Court Opinion

ID: 9413532
Source: CourtListenerOpinion
Date Created: 2023-08-01 23:12:53.484756+00
Date Added: 2024-06-11T16:46:13.017104
License: Public Domain

ZAGEL, District Judge,
specially concurring.
I join in Judge DeMoss’ opinion, but I write separately because I am troubled by the instructions tendered to the jury in this case. The jury was told:
Though the defendant claims a legitimate business reason for the plaintiffs discharge, you may still find for the plaintiff if you find that he has proven by a preponderance of the evidence, that the reasons stated by the defendant were not the true reasons for the plaintiffs discharge, or that the plaintiffs age more likely than not was a determining factor in his discharge. (Emphasis added.)
This instruction is inconsistent with the Supreme court’s opinion in St. Mary’s Honor Center v. Hicks, — U.S. -, 113 S.Ct. 2742, 125 L.Ed.2d 407 (1993), and ought not be given. I read St. Mary’s to say that a jury cannot find liability for the plaintiff solely because the defendant gave a false reason at the time of discharge. This is what I believe the Supreme Court meant when it said that “nothing in law would permit us to substitute for the required finding that the employer’s action was the product of unlawful discrimination, the much different (and much lesser) finding that the employer’s explanation of its actions was not believable.” St. Mary’s, — U.S. at -, 113 S.Ct. at 2751.

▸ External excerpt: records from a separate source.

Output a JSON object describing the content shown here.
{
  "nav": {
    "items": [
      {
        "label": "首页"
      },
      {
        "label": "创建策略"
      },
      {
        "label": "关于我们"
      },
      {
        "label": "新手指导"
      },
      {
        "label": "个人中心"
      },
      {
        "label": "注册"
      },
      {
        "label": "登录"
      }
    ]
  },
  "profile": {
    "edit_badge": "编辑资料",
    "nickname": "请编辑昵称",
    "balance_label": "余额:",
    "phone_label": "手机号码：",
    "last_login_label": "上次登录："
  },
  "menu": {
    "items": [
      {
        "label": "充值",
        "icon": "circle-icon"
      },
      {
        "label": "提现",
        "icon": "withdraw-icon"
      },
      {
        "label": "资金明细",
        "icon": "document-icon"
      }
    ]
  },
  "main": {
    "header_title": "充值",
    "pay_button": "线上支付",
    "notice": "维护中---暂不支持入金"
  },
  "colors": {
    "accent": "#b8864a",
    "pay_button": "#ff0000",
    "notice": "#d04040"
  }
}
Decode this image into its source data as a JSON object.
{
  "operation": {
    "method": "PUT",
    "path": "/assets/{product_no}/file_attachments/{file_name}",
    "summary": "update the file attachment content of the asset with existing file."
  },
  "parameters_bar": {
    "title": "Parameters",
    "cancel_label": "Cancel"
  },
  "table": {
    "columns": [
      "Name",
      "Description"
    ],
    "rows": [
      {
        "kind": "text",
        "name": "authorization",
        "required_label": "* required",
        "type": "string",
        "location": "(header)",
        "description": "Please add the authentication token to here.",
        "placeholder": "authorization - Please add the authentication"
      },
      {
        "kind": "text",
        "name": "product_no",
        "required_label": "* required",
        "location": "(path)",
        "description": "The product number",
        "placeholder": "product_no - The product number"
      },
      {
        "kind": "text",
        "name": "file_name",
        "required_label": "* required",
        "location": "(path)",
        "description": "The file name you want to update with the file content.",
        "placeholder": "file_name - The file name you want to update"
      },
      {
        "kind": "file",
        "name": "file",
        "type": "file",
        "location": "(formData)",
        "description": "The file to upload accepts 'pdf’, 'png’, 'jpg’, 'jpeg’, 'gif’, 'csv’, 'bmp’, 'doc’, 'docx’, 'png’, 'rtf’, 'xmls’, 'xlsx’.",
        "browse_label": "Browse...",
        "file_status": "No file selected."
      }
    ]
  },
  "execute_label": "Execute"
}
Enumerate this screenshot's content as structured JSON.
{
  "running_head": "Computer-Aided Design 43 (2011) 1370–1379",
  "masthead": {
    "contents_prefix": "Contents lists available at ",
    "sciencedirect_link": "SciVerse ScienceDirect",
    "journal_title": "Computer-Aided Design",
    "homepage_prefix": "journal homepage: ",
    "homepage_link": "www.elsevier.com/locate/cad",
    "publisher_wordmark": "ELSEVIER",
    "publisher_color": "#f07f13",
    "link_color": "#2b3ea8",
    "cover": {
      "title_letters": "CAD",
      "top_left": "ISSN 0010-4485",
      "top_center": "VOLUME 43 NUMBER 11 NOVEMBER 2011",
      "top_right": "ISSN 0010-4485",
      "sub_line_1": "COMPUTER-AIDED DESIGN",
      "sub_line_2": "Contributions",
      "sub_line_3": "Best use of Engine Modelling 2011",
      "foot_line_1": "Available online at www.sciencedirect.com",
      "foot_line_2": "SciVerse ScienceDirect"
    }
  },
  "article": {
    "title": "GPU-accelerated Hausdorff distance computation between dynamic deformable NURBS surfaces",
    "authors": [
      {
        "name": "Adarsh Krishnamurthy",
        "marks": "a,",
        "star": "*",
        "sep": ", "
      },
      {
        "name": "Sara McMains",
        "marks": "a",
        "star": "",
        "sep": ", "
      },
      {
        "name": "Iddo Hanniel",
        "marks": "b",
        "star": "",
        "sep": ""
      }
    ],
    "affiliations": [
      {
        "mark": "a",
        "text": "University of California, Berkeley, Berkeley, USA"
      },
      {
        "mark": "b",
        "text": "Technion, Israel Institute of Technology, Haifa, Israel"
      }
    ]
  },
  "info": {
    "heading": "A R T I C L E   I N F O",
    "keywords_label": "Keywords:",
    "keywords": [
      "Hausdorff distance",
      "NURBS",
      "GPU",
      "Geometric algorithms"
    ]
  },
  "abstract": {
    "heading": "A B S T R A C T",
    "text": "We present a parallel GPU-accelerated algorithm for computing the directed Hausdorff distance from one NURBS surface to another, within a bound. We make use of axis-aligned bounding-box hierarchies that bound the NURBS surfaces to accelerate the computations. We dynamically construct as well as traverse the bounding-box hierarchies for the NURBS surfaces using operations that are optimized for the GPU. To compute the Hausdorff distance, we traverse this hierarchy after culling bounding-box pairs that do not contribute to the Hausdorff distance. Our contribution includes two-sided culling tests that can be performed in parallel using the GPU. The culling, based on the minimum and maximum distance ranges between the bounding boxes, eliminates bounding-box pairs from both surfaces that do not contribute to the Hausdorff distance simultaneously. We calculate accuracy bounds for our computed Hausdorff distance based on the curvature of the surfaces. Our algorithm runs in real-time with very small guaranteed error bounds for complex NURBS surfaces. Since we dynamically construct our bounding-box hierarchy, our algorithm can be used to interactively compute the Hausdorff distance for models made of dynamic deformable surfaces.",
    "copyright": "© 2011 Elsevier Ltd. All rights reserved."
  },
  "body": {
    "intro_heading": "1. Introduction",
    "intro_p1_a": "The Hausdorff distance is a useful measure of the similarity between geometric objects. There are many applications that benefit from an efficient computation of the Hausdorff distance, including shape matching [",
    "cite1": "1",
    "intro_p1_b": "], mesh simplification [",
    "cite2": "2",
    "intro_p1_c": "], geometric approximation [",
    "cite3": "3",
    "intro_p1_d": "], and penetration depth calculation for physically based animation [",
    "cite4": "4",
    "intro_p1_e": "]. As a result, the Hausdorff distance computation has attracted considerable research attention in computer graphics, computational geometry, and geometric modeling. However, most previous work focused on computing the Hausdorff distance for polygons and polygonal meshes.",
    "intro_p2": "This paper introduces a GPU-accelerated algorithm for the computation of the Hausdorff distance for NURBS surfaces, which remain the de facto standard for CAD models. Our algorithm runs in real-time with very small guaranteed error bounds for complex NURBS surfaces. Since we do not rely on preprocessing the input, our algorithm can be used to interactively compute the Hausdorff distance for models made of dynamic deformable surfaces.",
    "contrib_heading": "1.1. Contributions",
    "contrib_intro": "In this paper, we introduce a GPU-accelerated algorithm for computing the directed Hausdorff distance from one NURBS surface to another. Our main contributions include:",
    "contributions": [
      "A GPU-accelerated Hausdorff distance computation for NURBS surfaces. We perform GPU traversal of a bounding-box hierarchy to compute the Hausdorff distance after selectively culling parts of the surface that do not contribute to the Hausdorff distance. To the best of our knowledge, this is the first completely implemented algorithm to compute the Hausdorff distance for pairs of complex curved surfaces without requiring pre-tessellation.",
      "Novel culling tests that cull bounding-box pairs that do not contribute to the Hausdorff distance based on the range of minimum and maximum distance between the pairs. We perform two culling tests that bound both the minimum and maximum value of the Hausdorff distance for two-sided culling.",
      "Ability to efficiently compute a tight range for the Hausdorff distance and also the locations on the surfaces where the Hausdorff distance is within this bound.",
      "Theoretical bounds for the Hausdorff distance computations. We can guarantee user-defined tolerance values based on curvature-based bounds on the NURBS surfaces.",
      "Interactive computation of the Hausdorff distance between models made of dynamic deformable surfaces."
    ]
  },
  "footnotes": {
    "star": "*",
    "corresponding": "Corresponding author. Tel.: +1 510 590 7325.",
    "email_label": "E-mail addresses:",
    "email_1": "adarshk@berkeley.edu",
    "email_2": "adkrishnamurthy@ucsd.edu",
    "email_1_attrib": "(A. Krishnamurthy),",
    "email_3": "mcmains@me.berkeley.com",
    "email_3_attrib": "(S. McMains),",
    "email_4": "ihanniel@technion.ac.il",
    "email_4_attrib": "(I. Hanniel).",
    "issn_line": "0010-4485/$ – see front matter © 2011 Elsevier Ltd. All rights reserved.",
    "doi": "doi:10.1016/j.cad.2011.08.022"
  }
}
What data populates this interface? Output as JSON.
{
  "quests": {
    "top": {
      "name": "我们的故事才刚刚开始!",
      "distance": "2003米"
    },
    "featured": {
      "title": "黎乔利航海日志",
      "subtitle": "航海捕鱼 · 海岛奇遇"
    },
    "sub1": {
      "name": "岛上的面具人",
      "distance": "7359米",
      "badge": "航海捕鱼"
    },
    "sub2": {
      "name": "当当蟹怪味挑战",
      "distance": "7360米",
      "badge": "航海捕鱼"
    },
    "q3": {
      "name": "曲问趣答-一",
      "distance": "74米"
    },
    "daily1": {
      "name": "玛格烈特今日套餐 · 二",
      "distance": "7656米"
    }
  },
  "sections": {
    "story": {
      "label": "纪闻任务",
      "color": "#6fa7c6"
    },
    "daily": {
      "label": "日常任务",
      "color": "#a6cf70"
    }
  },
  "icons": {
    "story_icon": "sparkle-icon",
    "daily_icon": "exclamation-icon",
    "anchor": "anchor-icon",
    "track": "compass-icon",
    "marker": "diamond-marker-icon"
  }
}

Nothing in law necessarily prevents a jury from rejecting the proffered reason at trial and inferring “the ultimate fact of intentional discrimination.” Id. at -, 113 S.Ct. at 2749. Whether the “lie” serves as a proxy for discrimination necessarily depends on the context in which the “he” is uttered. See id. at -, 113 S.Ct. at 2752 (employer’s proffered reason is not a pretext for discrimination “unless it is shown both that the reason was false, and that discrimination was the real reason”) (emphasis in original.) The basis for this is simply a recognition that employers rarely tell employees that they are being discharged for being lousy workers. Employers often “lie” in different ways for legitimate business reasons, one of which is to soften the blow to the employee by saying that there is a reduction in force or *546that business is being shifted when, in fact, they are discharging the employee for poor performance. Clearly, this is not the only ground for the decision in St. Mary’s. But I believe it is one reason. And, I believe the court in St. Mary’s proposed to remedy this problem by carefully drafting jury instructions so that less emphasis is placed on the employer’s lie at the time of discharge.
The jury here should have been instructed that it may hold the defendant liable only if it finds that the plaintiff has proven that the plaintiffs age more likely than not was a determining factor in the discharge. The jury also should have been instructed that it may make its usual decisions about whom to believe and that if it finds that the defendant proffered false reasons for the plaintiffs discharge at trial, it may (but is not compelled to) infer from the context of the lie and the other evidence the ultimate fact that age was a determining factor in the discharge.